Social media is all about story-telling, but there is a lot of competition out there. Make sure that your message is as unique as possible and delivered as consistently as possible by all stakeholders and marketing channels. Consistency in delivery lies largely in making sure that your brand experience is unified at every point of customer contact, so you’ll need to start by defining these.
When it comes to digital, and content marketing in particular, you’ll need to ensure that your brand voice and tone of voice are as coherent as possible across all channels, including social media. Having one ‘source of truth’ document like a brand bible (not only a visual style guide but also containing writing guidelines) for every content creator in the business to rely upon will facilitate consistency.

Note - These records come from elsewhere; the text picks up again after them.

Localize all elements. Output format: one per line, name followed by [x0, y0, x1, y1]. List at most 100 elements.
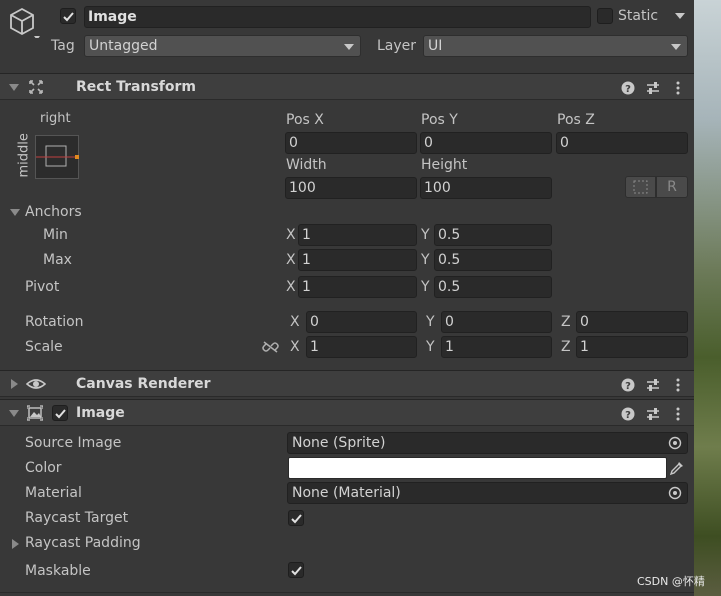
pivot-y-axis-label: Y — [421, 279, 430, 295]
color-label: Color — [25, 460, 62, 476]
rotation-z-field[interactable]: 0 — [576, 311, 688, 333]
color-swatch[interactable] — [288, 457, 667, 479]
maskable-label: Maskable — [25, 563, 91, 579]
anchors-foldout-icon[interactable] — [10, 209, 20, 216]
rotation-y-field[interactable]: 0 — [441, 311, 552, 333]
layer-dropdown[interactable]: UI — [423, 35, 688, 57]
rotation-x-axis-label: X — [290, 314, 300, 330]
help-icon[interactable]: ? — [620, 377, 636, 393]
canvas-renderer-title: Canvas Renderer — [76, 376, 211, 392]
rect-transform-icon — [29, 80, 43, 94]
pos-x-field[interactable]: 0 — [285, 132, 417, 154]
help-icon[interactable]: ? — [620, 406, 636, 422]
pos-z-label: Pos Z — [557, 112, 595, 128]
foldout-arrow-icon[interactable] — [9, 410, 19, 417]
scale-z-axis-label: Z — [561, 339, 571, 355]
raw-edit-button[interactable]: R — [656, 176, 688, 198]
pos-y-label: Pos Y — [421, 112, 458, 128]
svg-text:?: ? — [625, 381, 631, 392]
static-dropdown-arrow[interactable] — [675, 13, 685, 19]
layer-value: UI — [428, 38, 443, 54]
raycast-target-label: Raycast Target — [25, 510, 129, 526]
source-image-field[interactable]: None (Sprite) — [287, 432, 688, 454]
layer-label: Layer — [377, 38, 417, 54]
source-image-value: None (Sprite) — [292, 435, 386, 451]
image-component-title: Image — [76, 405, 125, 421]
foldout-arrow-icon[interactable] — [9, 84, 19, 91]
rect-transform-header[interactable]: Rect Transform ? — [0, 73, 694, 100]
rotation-x-field[interactable]: 0 — [306, 311, 417, 333]
chevron-down-icon — [671, 44, 681, 50]
eye-icon — [26, 379, 46, 389]
scale-x-axis-label: X — [290, 339, 300, 355]
pos-z-field[interactable]: 0 — [556, 132, 688, 154]
static-checkbox[interactable] — [597, 8, 613, 24]
max-y-axis-label: Y — [421, 252, 430, 268]
raw-edit-label: R — [667, 179, 677, 195]
pivot-x-axis-label: X — [286, 279, 296, 295]
blueprint-mode-button[interactable] — [625, 176, 656, 198]
min-y-axis-label: Y — [421, 227, 430, 243]
raycast-padding-foldout-icon[interactable] — [12, 539, 19, 549]
scale-y-field[interactable]: 1 — [441, 336, 552, 358]
scale-label: Scale — [25, 339, 63, 355]
width-field[interactable]: 100 — [285, 177, 417, 199]
max-y-field[interactable]: 0.5 — [434, 249, 552, 271]
object-picker-icon[interactable] — [668, 486, 682, 500]
material-field[interactable]: None (Material) — [287, 482, 688, 504]
preset-icon[interactable] — [645, 406, 661, 422]
max-x-field[interactable]: 1 — [298, 249, 417, 271]
material-value: None (Material) — [292, 485, 401, 501]
gameobject-icon[interactable] — [8, 6, 40, 40]
canvas-renderer-header[interactable]: Canvas Renderer ? — [0, 370, 694, 397]
max-x-axis-label: X — [286, 252, 296, 268]
preset-icon[interactable] — [645, 377, 661, 393]
pivot-label: Pivot — [25, 279, 60, 295]
eyedropper-icon[interactable] — [669, 460, 685, 476]
more-options-icon[interactable] — [670, 80, 686, 96]
svg-text:?: ? — [625, 84, 631, 95]
anchor-horizontal-label: right — [40, 111, 71, 126]
tag-dropdown[interactable]: Untagged — [84, 35, 361, 57]
tag-label: Tag — [51, 38, 75, 54]
scale-z-field[interactable]: 1 — [576, 336, 688, 358]
min-label: Min — [43, 227, 68, 243]
maskable-checkbox[interactable] — [288, 562, 304, 578]
tag-value: Untagged — [89, 38, 158, 54]
image-enabled-checkbox[interactable] — [52, 405, 68, 421]
image-component-header[interactable]: Image ? — [0, 399, 694, 426]
object-name-field[interactable]: Image — [84, 6, 591, 28]
scale-x-field[interactable]: 1 — [306, 336, 417, 358]
pivot-x-field[interactable]: 1 — [298, 276, 417, 298]
scene-background — [694, 0, 721, 596]
material-label: Material — [25, 485, 82, 501]
height-field[interactable]: 100 — [420, 177, 552, 199]
rotation-z-axis-label: Z — [561, 314, 571, 330]
foldout-arrow-icon[interactable] — [11, 379, 18, 389]
raycast-padding-label[interactable]: Raycast Padding — [25, 535, 141, 551]
more-options-icon[interactable] — [670, 377, 686, 393]
pos-x-label: Pos X — [286, 112, 324, 128]
rotation-label: Rotation — [25, 314, 84, 330]
static-label: Static — [618, 8, 659, 24]
raycast-target-checkbox[interactable] — [288, 510, 304, 526]
dotted-rect-icon — [633, 180, 648, 194]
watermark: CSDN @怀精 — [637, 575, 705, 588]
height-label: Height — [421, 157, 468, 173]
active-checkbox[interactable] — [60, 8, 76, 24]
pos-y-field[interactable]: 0 — [420, 132, 552, 154]
min-y-field[interactable]: 0.5 — [434, 224, 552, 246]
preset-icon[interactable] — [645, 80, 661, 96]
anchor-preset-button[interactable] — [35, 135, 79, 179]
constrain-proportions-icon[interactable] — [262, 340, 279, 354]
pivot-y-field[interactable]: 0.5 — [434, 276, 552, 298]
min-x-field[interactable]: 1 — [298, 224, 417, 246]
more-options-icon[interactable] — [670, 406, 686, 422]
source-image-label: Source Image — [25, 435, 122, 451]
scale-y-axis-label: Y — [426, 339, 435, 355]
svg-text:?: ? — [625, 410, 631, 421]
object-picker-icon[interactable] — [668, 436, 682, 450]
anchors-label[interactable]: Anchors — [25, 204, 82, 220]
min-x-axis-label: X — [286, 227, 296, 243]
help-icon[interactable]: ? — [620, 80, 636, 96]
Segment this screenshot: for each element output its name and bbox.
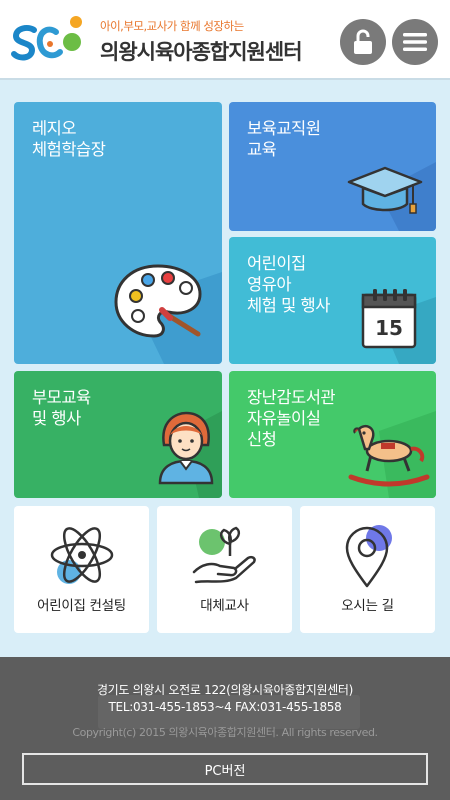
footer-copyright: Copyright(c) 2015 의왕시육아종합지원센터. All right… [72,726,378,739]
tile-lego-experience[interactable]: 레지오 체험학습장 [14,102,222,364]
slogan: 아이,부모,교사가 함께 성장하는 [100,19,244,33]
site-title[interactable]: 의왕시육아종합지원센터 [100,36,303,66]
tile-parent-education[interactable]: 부모교육 및 행사 [14,371,222,498]
tile-label: 레지오 체험학습장 [32,119,106,159]
tile-toy-library[interactable]: 장난감도서관 자유놀이실 신청 [229,371,436,498]
tile-teacher-education[interactable]: 보육교직원 교육 [229,102,436,231]
hand-sprout-icon [192,526,256,584]
unlock-icon [354,29,372,54]
tile-label: 어린이집 영유아 체험 및 행사 [247,254,330,315]
footer-phone-fax[interactable]: TEL:031-455-1853~4 FAX:031-455-1858 [0,700,450,714]
tile-label: 장난감도서관 자유놀이실 신청 [247,388,336,449]
tile-label: 보육교직원 교육 [247,119,321,159]
tile-daycare-consulting[interactable]: 어린이집 컨설팅 [14,506,149,633]
unlock-button[interactable] [340,19,386,65]
tile-directions[interactable]: 오시는 길 [300,506,435,633]
tile-label: 대체교사 [200,598,249,614]
footer-address: 경기도 의왕시 오전로 122(의왕시육아종합지원센터) [96,683,354,697]
menu-button[interactable] [392,19,438,65]
tile-label: 부모교육 및 행사 [32,388,91,428]
palette-icon [114,264,202,338]
calendar-day: 15 [375,316,403,340]
site-logo[interactable] [10,14,90,64]
mother-icon [158,411,214,485]
atom-icon [50,527,114,584]
graduation-cap-icon [347,166,423,214]
pc-version-button[interactable]: PC버전 [22,753,428,785]
hamburger-menu-icon [403,33,427,51]
tile-child-events[interactable]: 어린이집 영유아 체험 및 행사 15 [229,237,436,364]
tile-label: 어린이집 컨설팅 [37,598,126,614]
rocking-horse-icon [348,425,430,487]
footer: 경기도 의왕시 오전로 122(의왕시육아종합지원센터) TEL:031-455… [0,657,450,800]
map-pin-icon [345,525,392,588]
calendar-icon: 15 [361,289,417,349]
tile-label: 오시는 길 [341,598,394,614]
tile-substitute-teacher[interactable]: 대체교사 [157,506,292,633]
header: 아이,부모,교사가 함께 성장하는 의왕시육아종합지원센터 [0,0,450,80]
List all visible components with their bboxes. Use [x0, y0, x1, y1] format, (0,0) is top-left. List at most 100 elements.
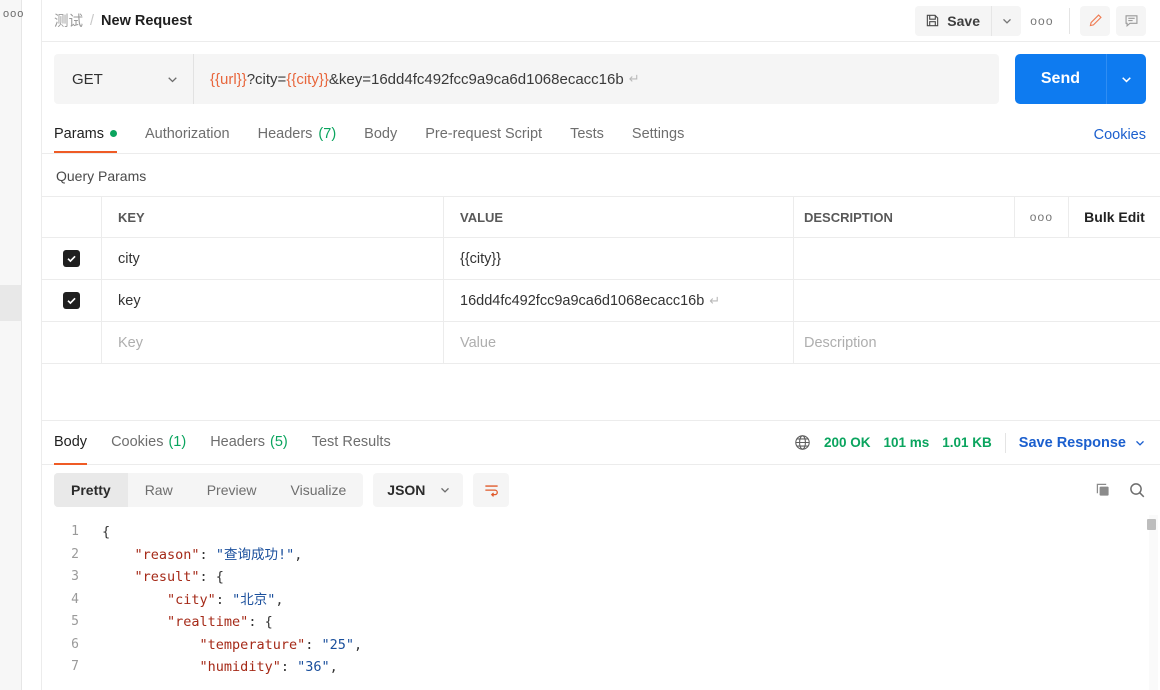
json-punct	[102, 569, 135, 585]
response-body-code: 1234567 { "reason": "查询成功!", "result": {…	[42, 515, 1160, 690]
row-checkbox[interactable]	[63, 250, 80, 267]
table-row-empty: Key Value Description	[42, 322, 1160, 364]
json-value: "北京"	[232, 591, 276, 608]
table-header-row: KEY VALUE DESCRIPTION ooo Bulk Edit	[42, 197, 1160, 238]
response-tabs: Body Cookies (1) Headers (5) Test Result…	[42, 421, 1160, 465]
line-number: 3	[71, 569, 79, 584]
table-more-icon[interactable]: ooo	[1015, 197, 1069, 237]
json-body[interactable]: { "reason": "查询成功!", "result": { "city":…	[92, 515, 1160, 690]
response-tab-body[interactable]: Body	[54, 421, 88, 465]
table-bottom-space	[42, 364, 1160, 421]
format-tab-preview[interactable]: Preview	[190, 473, 274, 507]
cookies-link[interactable]: Cookies	[1094, 116, 1146, 153]
empty-description-cell[interactable]: Description	[794, 322, 1160, 363]
url-text: {{url}}?city={{city}}&key=16dd4fc492fcc9…	[210, 71, 624, 88]
json-punct: :	[215, 591, 233, 608]
row-description-cell[interactable]	[794, 238, 1160, 279]
comment-icon	[1124, 13, 1139, 28]
row-key-cell[interactable]: key	[102, 280, 444, 321]
format-tab-pretty[interactable]: Pretty	[54, 473, 128, 507]
response-tab-headers[interactable]: Headers (5)	[210, 421, 288, 465]
save-button-group: Save	[915, 5, 1021, 36]
send-button-group: Send	[1014, 54, 1146, 104]
format-tab-raw[interactable]: Raw	[128, 473, 190, 507]
send-options-button[interactable]	[1106, 54, 1146, 104]
row-checkbox[interactable]	[63, 292, 80, 309]
row-key-cell[interactable]: city	[102, 238, 444, 279]
json-value: "查询成功!"	[215, 546, 295, 563]
response-body-actions	[1094, 481, 1146, 499]
empty-description-placeholder: Description	[804, 334, 877, 351]
word-wrap-button[interactable]	[473, 473, 510, 507]
response-tab-cookies[interactable]: Cookies (1)	[111, 421, 186, 465]
breadcrumb-separator: /	[90, 12, 95, 29]
edit-request-button[interactable]	[1080, 5, 1110, 36]
response-size: 1.01 KB	[942, 435, 992, 450]
line-number-gutter: 1 2 3 4 5 6 7	[42, 515, 92, 690]
floppy-disk-icon	[925, 13, 940, 28]
row-key-value: city	[118, 250, 140, 267]
save-response-button[interactable]: Save Response	[1019, 435, 1146, 451]
header-checkbox-cell	[42, 197, 102, 237]
tab-body[interactable]: Body	[364, 116, 397, 153]
tab-params[interactable]: Params	[54, 116, 117, 153]
rail-selected-item[interactable]	[0, 285, 22, 321]
empty-value-cell[interactable]: Value	[444, 322, 794, 363]
empty-key-cell[interactable]: Key	[102, 322, 444, 363]
url-input[interactable]: {{url}}?city={{city}}&key=16dd4fc492fcc9…	[194, 54, 999, 104]
pencil-icon	[1088, 13, 1103, 28]
tab-pre-request-script-label: Pre-request Script	[425, 125, 543, 142]
json-punct: ,	[275, 591, 284, 608]
tab-authorization[interactable]: Authorization	[145, 116, 230, 153]
bulk-edit-button[interactable]: Bulk Edit	[1069, 197, 1160, 237]
response-panel: Body Cookies (1) Headers (5) Test Result…	[42, 421, 1160, 690]
comments-button[interactable]	[1116, 5, 1146, 36]
query-params-title: Query Params	[56, 168, 147, 184]
send-button[interactable]: Send	[1015, 54, 1106, 104]
line-number: 4	[71, 591, 79, 607]
search-icon[interactable]	[1128, 481, 1146, 499]
format-tab-visualize[interactable]: Visualize	[274, 473, 364, 507]
rail-more-icon[interactable]: ooo	[3, 9, 24, 20]
empty-checkbox-cell	[42, 322, 102, 363]
json-punct	[102, 659, 200, 675]
response-tab-cookies-label: Cookies	[111, 433, 164, 450]
response-tab-cookies-count: (1)	[168, 433, 187, 450]
language-select[interactable]: JSON	[373, 473, 464, 507]
row-value-cell[interactable]: {{city}}	[444, 238, 794, 279]
url-variable: {{city}}	[286, 70, 329, 88]
table-row: city {{city}}	[42, 238, 1160, 280]
response-tab-test-results[interactable]: Test Results	[312, 421, 391, 465]
main-panel: 测试 / New Request Save ooo GET {{url}}?ci…	[42, 0, 1160, 690]
code-line: "reason": "查询成功!",	[102, 544, 1160, 567]
copy-icon[interactable]	[1094, 481, 1112, 499]
row-key-value: key	[118, 292, 141, 309]
breadcrumb-collection[interactable]: 测试	[54, 10, 83, 31]
json-punct: ,	[294, 546, 303, 563]
row-value-value: 16dd4fc492fcc9a9ca6d1068ecacc16b	[460, 292, 705, 309]
code-line: "city": "北京",	[102, 589, 1160, 612]
tab-settings[interactable]: Settings	[632, 116, 684, 153]
row-description-cell[interactable]	[794, 280, 1160, 321]
line-number: 7	[71, 659, 79, 674]
json-punct: ,	[354, 636, 363, 653]
json-punct: :	[305, 636, 322, 653]
json-punct: ,	[329, 659, 338, 675]
save-options-button[interactable]	[991, 5, 1021, 36]
row-value-cell[interactable]: 16dd4fc492fcc9a9ca6d1068ecacc16b ↵	[444, 280, 794, 321]
row-value-return-glyph: ↵	[709, 292, 721, 308]
save-button[interactable]: Save	[915, 5, 991, 36]
tab-headers[interactable]: Headers (7)	[258, 116, 337, 153]
method-select[interactable]: GET	[54, 54, 194, 104]
globe-icon	[794, 434, 811, 451]
tab-tests[interactable]: Tests	[570, 116, 604, 153]
tab-authorization-label: Authorization	[144, 125, 230, 142]
response-tab-body-label: Body	[54, 433, 88, 450]
tab-pre-request-script[interactable]: Pre-request Script	[425, 116, 542, 153]
code-scrollbar-thumb[interactable]	[1147, 519, 1156, 530]
tab-params-label: Params	[54, 125, 104, 142]
request-more-icon[interactable]: ooo	[1025, 6, 1059, 36]
tab-headers-count: (7)	[318, 125, 337, 142]
code-scrollbar-track[interactable]	[1147, 515, 1158, 690]
query-params-table: KEY VALUE DESCRIPTION ooo Bulk Edit city	[42, 196, 1160, 421]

As more and more stakeholders participate in marketing efforts and as the brand evolves, the document will be updated but consistency will be maintained.
Depending on the industry you operate in, social media may very likely be a crowded place with countless other brands fighting for their share of voice. This is where having a unique brand message and a consistent voice will become crucial for your brand to stand out and grow a base of followers.
Once you have defined what makes you unique and different, look at what competitors are doing. What platforms are they on, how many followers do they have, how often and what type of content do they post? How do they engage with their communities, what stories do they tell?
This benchmarking exercise will give you a much better idea of what you are standing against, dos and don’ts, and may help you identify competitors’ weaknesses or missed opportunities in the market.
It will also guide you when it comes to how much time, money, and resources you need to invest to be able to compete. If you’re starting from scratch and are competing against brands with hundreds of thousands of followers, you will have a long road ahead (but it will probably be worth the challenge if the market is this big).
Once you’ve thought about the questions surrounding your audience, your brand and your competition, you should have a much better idea of where you stand, and whether or not you are indeed going to jump onto the social bandwagon.
If the answer is yes, and before going any further, this is when you will need to start thinking about the logistics. Do you have the resources and skills in house to carry out this project?
Social media can look deceptively quick and easy from the outside, but the simplicity of a visual may well hide hours of work behind the scenes. Make sure you assess the resourcing requirements as accurately as possible to avoid doing a rushed job and producing average quality content.
Last but not least, not only is social media time consuming, but it also requires a skilled individual (or team) to manage it in a way that will meet all your business goals, and will follow best practice. Understanding of marketing, creativity, technical abilities, community management and data analysis are just a few of the skills you will need your social media manager to develop and keep nourishing.